China has never interfered in US-Mongolia cooperation. This is not in line with Chinese diplomatic theory. But the US wants to block China's high-tech development and yet turns to China's neighbouring countries to seek resources essential to producing high-tech products. Washington needs to think more carefully.
It does not seem realistic for the US to form a rare-earths alliance against China. First, if Mongolia really plans to extract rare-earth elements, the country will need help from China's technology and professional personnel. Second, China leads the world in mineral extracting devices. But since the Trump administration regards China as a rival, it is hard for the US to rope in China's neighbouring countries to oppose China in mineral extracting devices and technology.

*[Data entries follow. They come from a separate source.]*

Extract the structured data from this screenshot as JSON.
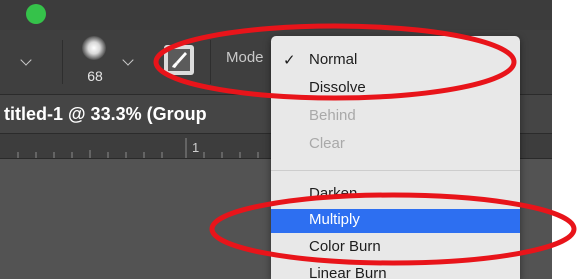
{
  "options_bar": {
    "brush_size": "68",
    "mode_label": "Mode",
    "icons": [
      "chevron-down-icon",
      "brush-preset-icon",
      "brush-settings-icon"
    ]
  },
  "document": {
    "tab_title": "titled-1 @ 33.3% (Group"
  },
  "ruler": {
    "visible_number": "1"
  },
  "blend_mode_menu": {
    "items": [
      {
        "label": "Normal",
        "checked": true,
        "enabled": true
      },
      {
        "label": "Dissolve",
        "enabled": true
      },
      {
        "label": "Behind",
        "enabled": false
      },
      {
        "label": "Clear",
        "enabled": false
      },
      {
        "label": "Darken",
        "enabled": true
      },
      {
        "label": "Multiply",
        "enabled": true,
        "highlighted": true
      },
      {
        "label": "Color Burn",
        "enabled": true
      },
      {
        "label": "Linear Burn",
        "enabled": true
      }
    ],
    "check_mark": "✓"
  },
  "colors": {
    "annotation_red": "#e8141a",
    "highlight_blue": "#2d6ff1",
    "window_green": "#35c24a"
  }
}
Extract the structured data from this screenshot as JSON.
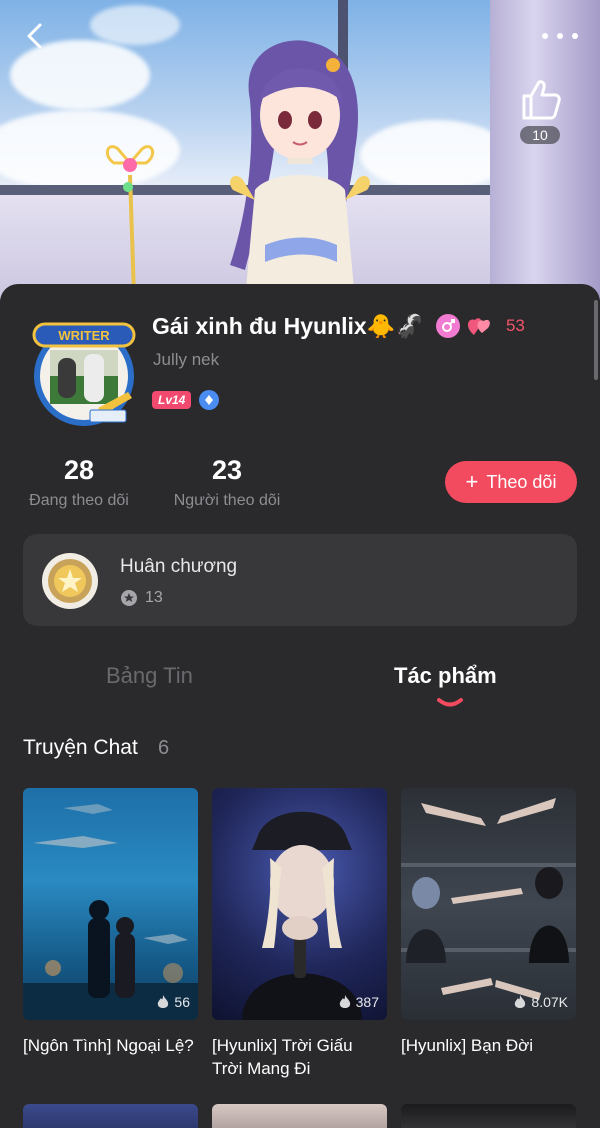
{
  "header": {
    "back_icon": "chevron-left-icon",
    "more_icon": "more-dots-icon",
    "like_icon": "thumbs-up-icon",
    "like_count": "10"
  },
  "profile": {
    "name": "Gái xinh đu Hyunlix🐥🦨",
    "heart_count": "53",
    "bio": "Jully nek",
    "level": "Lv14",
    "avatar_badge": "WRITER"
  },
  "stats": {
    "following_count": "28",
    "following_label": "Đang theo dõi",
    "followers_count": "23",
    "followers_label": "Người theo dõi"
  },
  "follow_button": {
    "icon": "+",
    "label": "Theo dõi"
  },
  "medals": {
    "title": "Huân chương",
    "count": "13"
  },
  "tabs": [
    {
      "label": "Bảng Tin",
      "active": false
    },
    {
      "label": "Tác phẩm",
      "active": true
    }
  ],
  "section": {
    "title": "Truyện Chat",
    "count": "6"
  },
  "stories": [
    {
      "title": "[Ngôn Tình] Ngoại Lệ?",
      "views": "56"
    },
    {
      "title": "[Hyunlix] Trời Giấu Trời Mang Đi",
      "views": "387"
    },
    {
      "title": "[Hyunlix] Bạn Đời",
      "views": "8.07K"
    }
  ],
  "colors": {
    "accent": "#f24a5f",
    "background": "#2a2a2c",
    "card": "#38383b"
  }
}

China has been offering financial and other aid to Mongolia, and China is Mongolia's most important trading partner. China has also been adopting policies that will help Mongolia develop, and China is technologically capable of it. The China-proposed Belt and Road Initiative is also essential to promoting Mongolia's growth.

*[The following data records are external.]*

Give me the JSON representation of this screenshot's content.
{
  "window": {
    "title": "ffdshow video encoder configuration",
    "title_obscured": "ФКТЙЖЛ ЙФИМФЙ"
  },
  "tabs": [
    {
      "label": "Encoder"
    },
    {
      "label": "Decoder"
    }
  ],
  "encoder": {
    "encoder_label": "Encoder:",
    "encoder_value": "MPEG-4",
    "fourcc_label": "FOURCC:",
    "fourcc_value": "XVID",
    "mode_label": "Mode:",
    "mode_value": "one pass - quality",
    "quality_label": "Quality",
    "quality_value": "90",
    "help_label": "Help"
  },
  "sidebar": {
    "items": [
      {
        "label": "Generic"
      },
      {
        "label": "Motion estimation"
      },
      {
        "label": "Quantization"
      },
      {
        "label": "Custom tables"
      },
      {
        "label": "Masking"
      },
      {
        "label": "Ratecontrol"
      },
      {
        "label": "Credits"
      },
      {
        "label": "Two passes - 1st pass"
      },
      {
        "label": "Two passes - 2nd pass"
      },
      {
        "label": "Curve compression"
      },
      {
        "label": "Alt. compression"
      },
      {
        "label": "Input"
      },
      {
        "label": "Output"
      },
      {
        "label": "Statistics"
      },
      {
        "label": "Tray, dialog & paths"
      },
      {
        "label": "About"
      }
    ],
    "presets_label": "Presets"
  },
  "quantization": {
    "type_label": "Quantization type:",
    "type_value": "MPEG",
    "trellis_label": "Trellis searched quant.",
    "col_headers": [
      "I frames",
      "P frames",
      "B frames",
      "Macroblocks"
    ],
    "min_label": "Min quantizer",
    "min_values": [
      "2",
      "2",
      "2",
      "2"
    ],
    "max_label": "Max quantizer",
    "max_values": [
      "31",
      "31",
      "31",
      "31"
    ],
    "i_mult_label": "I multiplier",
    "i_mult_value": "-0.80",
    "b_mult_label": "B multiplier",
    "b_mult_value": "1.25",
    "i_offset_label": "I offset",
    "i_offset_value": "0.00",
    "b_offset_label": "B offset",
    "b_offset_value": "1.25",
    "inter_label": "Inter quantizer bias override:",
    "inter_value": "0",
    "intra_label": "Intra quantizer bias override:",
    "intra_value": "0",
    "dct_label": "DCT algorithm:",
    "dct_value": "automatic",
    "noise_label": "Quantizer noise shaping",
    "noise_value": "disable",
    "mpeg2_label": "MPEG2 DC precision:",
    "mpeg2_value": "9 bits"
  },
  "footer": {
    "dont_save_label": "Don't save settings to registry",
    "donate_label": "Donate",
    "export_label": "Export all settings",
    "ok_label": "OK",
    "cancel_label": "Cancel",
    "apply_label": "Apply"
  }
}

If Mongolia wants to extract rare earths, it will need China's devices and technology, as well as China's support in the country's infrastructure construction, including railroads and electricity. Besides, even if Mongolia successfully extracts rare earths, as a landlocked country, it will need highways or railways to transport rare earths outside the country. China is working on connecting Mongolia with the Pacific.
US' policy on China shows a trend of going to the extremes. The US has been promoting an all-round decoupling from China. Washington hopes to rope in and manipulate Asia-Pacific countries to satisfy its needs. But Asia-Pacific countries are not puppets. These countries' economic development is somewhat connected to China's economy, and China's development will not turn them into Washington's pawns.
Washington should understand that China does not oppose the US developing relations with China's neighbouring countries, as long as such relations benefit regional cooperation and joint development instead of targeting China. If the US wants to besiege China in the region, it cannot benefit from the region as well because it can never shut China out from Asia-Pacific's development.
China's development of its surrounding areas has provided fundamental strength for neighbouring countries' development. Washington should understand that simply training some military personnel or providing military aid cannot make China's neighbouring countries develop. China has helped these countries' infrastructure, including power plants, railways and highways, and they serve not only Chinese companies. The infrastructure also helps US and other countries' investment, logistics and electricity in the region. China has set an example for the US.